Assim, compete à educação selecionar os elementos culturais que devem ser

assimilados pelos alunos e as formas mais adequadas a essa assimilação, sendo necessária a

distinção entre o principal e o secundário. É considerando essa distinção que Saviani (2011,

p.13) apresenta o conceito de clássico: “O clássico é aquilo que se firmou como fundamental,

como essencial. Pode, pois, constituir-se num critério útil para a seleção dos conteúdos do

trabalho pedagógico.”

Nesse sentido, à medida que a escola dá ao sujeito condições de acesso aos clássicos,

mediante a criação de condições que promovam a aprendizagem dos alunos, ela cumpre com

sua função social, permitindo que as camadas populares transponham a condição de “classe

em si” para a condição de “classe para si”, isto é, a passagem do senso comum à consciência

crítica (SAVIANI, 1996).

Com efeito, preocupar com a educação significa atentar à elevação do nível cultural

das massas; significa, em consequência, admitir que a defesa de privilégios (essência mesma

da postura elitista) é uma atitude insustentável. Isto porque a educação é uma atividade que

supõe a heterogeneidade (diferença) no ponto de partida e a homogeneidade (igualdade) no

ponto de chegada.

Considerando que "Toda relação de hegemonia é necessariamente uma relação

pedagógica", cabe entendermos a educação como um instrumento de luta.
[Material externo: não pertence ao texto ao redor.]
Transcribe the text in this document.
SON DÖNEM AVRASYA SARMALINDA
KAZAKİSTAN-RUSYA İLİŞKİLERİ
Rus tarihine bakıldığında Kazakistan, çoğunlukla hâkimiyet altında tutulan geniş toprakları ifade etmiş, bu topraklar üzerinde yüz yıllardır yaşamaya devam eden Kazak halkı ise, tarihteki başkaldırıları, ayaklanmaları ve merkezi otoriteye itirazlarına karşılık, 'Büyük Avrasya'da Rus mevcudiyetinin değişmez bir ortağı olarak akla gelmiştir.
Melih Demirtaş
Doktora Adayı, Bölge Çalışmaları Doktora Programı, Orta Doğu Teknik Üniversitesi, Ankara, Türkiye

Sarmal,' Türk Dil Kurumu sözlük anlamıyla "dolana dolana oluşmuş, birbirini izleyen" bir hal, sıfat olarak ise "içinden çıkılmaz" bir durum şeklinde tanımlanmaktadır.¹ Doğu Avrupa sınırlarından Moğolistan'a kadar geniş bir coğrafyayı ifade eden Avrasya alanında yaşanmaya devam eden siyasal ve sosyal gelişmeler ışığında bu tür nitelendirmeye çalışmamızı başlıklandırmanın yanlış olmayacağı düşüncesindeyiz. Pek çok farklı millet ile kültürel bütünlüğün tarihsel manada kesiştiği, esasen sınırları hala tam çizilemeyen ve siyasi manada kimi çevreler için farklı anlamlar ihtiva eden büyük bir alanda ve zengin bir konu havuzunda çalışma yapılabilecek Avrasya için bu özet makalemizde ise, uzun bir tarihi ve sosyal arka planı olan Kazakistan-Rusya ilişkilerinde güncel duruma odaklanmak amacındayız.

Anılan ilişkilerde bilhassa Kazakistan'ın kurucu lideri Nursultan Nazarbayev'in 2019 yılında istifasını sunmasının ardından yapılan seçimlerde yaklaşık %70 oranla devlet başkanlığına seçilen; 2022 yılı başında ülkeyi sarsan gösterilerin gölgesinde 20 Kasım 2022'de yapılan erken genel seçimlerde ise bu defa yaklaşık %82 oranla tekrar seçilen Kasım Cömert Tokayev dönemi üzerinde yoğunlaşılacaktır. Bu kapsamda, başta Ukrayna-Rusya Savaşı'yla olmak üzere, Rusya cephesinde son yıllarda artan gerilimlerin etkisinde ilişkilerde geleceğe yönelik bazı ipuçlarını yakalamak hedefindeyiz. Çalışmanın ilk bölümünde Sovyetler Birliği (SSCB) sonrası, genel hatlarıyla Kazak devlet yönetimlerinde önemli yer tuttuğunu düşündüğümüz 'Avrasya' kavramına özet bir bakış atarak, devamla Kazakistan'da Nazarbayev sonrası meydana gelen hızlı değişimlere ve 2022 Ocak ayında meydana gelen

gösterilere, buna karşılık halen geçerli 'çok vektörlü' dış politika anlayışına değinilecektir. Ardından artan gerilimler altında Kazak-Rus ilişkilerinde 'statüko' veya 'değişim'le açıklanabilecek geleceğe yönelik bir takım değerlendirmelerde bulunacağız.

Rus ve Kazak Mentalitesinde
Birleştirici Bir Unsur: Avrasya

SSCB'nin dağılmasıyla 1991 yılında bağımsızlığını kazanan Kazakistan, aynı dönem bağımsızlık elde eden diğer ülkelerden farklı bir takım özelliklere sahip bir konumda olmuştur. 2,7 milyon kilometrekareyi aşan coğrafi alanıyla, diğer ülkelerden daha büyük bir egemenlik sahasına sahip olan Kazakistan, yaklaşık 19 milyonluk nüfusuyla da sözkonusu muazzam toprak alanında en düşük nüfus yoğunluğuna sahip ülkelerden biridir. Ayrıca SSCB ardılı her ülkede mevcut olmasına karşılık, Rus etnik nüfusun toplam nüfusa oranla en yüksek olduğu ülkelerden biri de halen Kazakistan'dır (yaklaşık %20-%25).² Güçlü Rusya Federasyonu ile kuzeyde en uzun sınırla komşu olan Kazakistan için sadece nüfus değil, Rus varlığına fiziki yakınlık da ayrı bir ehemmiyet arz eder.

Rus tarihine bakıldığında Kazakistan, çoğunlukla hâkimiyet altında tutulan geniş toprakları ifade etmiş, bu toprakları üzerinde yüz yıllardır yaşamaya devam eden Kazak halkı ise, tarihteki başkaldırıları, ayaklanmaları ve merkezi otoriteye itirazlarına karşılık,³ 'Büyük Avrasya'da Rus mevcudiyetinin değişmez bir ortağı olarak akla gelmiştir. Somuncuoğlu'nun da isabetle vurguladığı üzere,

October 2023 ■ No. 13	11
Luta para

estabelecer uma nova relação hegemônica que permita constituir um novo bloco histórico

sob a direção da classe fundamental dominada da sociedade capitalista – o proletariado. Mas

o proletariado não pode se erigir em força hegemônica sem a elevação do nível cultural das

massas. Assim, destacamos a importância fundamental da educação e do currículo escolar,

isto é, do conjunto de conhecimentos, hábitos e valores que serão priorizados pela escola,

temática essa que será discutida adiante.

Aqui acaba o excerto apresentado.